Not all of Blum’s adventures are successful, however. Blum includes a chapter on data centers—which he defines as the storehouses of the “digital soul” and attempts to visit Google’s data center at The Dalles. He notes “I was greeted by a small entourage…Things were awkward from the beginning. When I pulled out my tape recorder, the media person leaned in for a close look at it, checking to make sure it wasn’t a camera.” Blum asked questions; silences followed only to be filled with “scripted nonanswer[s]”. Another person asked Blum “Are we creating through this book a road map for terrorists? By identifying the ‘monuments,’ as you refer to them, if they are known and damaged and destroyed, it’s not just one building that goes down, it’s the entire country that goes down, and is that a wise thing to be broadcasting to the world?”
Rest assured, that’s not Blum’s intention—in his own words he loves the Internet. That said, he does occasionally make the Internet seem rather fragile—an opening anecdote suggests he lost his own personal Internet connection because of a chew-happy squirrel, one of his other stories talks about Australia going offline because of a billing issue, and yet another relates that an earthquake disturbed underwater cables and disconnected Taiwan, Hong Kong, China, and most of South Asia “from the global Internet”.
Tubes: A Journey to the Center of the Internet is an interesting book—at times perhaps too interesting for its own good. Sometimes the stories are so engaging that the purpose of the book gets just a little lost.

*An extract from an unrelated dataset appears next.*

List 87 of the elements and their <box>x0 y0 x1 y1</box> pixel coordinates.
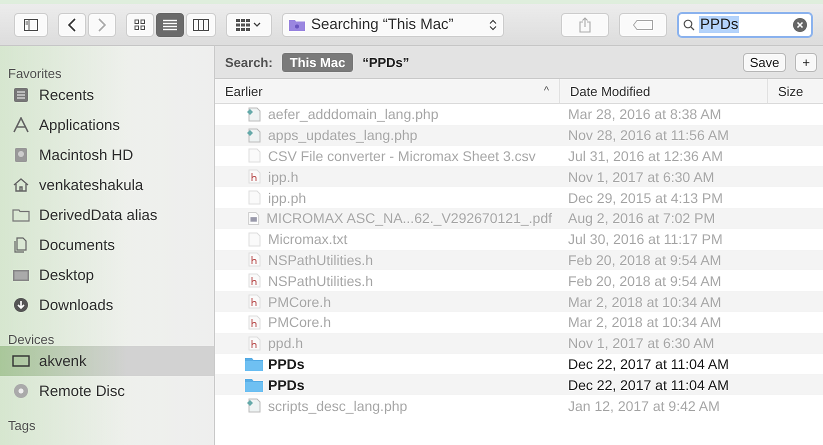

I’m so curious to see how, for example, Blum’s visit to Google’s data center ends (or rather his visit to Google where they won’t let him anywhere near the data center), that I forget I’m supposed to be learning about data centers. Which is why, even though I loved Blum’s writing, I can’t quite agree with the praise on the front of the book: “You’ll never open an email in quite the same way again”. Tubes takes a subject that most might not think of as fun and personal and makes it exactly that, but it might not change the way audiences think of the Internet as much as Blum had hoped.